To me that comment is at best, grandly excessive. Going to the web is not death nor anywhere near it. It is joining the future of the publishing platform. Several national research analysts like Forrester Research and mediaIDEAS have come to some very similar conclusions that by 2020, 60% of publishers revenue will be from digital sources and 40% from print. They go on to announce that there will still be billions of dollars of print revenue for publishers and printers alike. That is nothing to be ashamed of, and I would like just a sliver of that printed revenue pie. But it also means that there is not only life for publishers on the web but also an opportunity for very great prosperity.
Samir goes on to suggest that: “to create a digital publication, with all the bells and whistles digital requires, that cost is going to overcome the cost of printing and distribution.” I do not believe that to be an accurate statement at all. It does depend upon what niche title you are publishing. If in the 21st century your subject is best stated and covered with video, then staying in print will not help you when your competitors are soaking up your entire old readership on the web.
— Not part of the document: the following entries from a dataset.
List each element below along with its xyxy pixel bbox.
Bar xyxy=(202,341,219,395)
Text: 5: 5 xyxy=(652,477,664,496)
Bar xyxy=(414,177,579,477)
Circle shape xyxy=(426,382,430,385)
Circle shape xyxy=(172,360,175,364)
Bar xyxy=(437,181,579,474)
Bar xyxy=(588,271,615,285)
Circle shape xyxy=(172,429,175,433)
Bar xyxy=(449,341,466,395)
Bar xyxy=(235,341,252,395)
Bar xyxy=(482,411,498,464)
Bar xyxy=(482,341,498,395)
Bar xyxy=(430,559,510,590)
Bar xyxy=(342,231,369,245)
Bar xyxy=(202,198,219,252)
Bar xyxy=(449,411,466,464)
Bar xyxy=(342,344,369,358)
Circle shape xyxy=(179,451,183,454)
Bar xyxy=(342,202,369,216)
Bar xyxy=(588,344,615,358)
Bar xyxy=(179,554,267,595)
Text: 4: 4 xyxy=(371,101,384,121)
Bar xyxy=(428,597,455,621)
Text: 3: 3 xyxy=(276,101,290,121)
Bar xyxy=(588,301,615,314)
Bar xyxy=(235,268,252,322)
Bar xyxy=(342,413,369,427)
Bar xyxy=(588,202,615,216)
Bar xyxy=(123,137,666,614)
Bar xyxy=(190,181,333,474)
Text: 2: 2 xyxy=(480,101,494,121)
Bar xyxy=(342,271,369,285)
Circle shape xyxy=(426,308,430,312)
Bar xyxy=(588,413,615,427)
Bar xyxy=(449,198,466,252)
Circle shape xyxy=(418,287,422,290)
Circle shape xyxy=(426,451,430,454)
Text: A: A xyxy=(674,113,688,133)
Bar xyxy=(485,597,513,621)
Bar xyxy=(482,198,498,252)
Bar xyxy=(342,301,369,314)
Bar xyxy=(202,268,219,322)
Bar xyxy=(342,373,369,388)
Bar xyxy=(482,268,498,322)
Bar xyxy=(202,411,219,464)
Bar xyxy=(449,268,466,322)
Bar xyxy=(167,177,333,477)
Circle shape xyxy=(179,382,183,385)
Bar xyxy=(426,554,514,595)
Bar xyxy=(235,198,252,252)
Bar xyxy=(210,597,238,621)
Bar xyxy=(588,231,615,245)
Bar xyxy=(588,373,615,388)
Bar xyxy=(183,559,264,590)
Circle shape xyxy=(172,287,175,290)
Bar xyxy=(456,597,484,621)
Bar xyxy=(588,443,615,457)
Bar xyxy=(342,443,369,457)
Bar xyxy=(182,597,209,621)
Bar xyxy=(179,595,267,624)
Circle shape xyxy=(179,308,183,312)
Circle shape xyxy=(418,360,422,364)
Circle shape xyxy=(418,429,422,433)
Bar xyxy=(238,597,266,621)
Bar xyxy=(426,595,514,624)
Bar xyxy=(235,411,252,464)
But bells and whistles are not the be-all and the end-all. I believe that our true franchise is words and they can be reproduced on any substrate. The New Yorker is doing quite well without any bells or whistles with their iPad app with just damn good words and an occasional B/W cartoon. That is, of course, a print and web success story, but there are hundreds of web-only success stories too.
I could go on all night here, but let me close with the following thought. Print will survive quite nicely, but it isn’t going to be the predominant way that people will read. In all likelihood print will be a coveted and expensive luxury item.
There is much life, vibrancy and tons of money to be made on the web. To suggest that it is the burial ground for print publishers is totally off base. As I have said before, it is the first inning of a double header and there is only one out.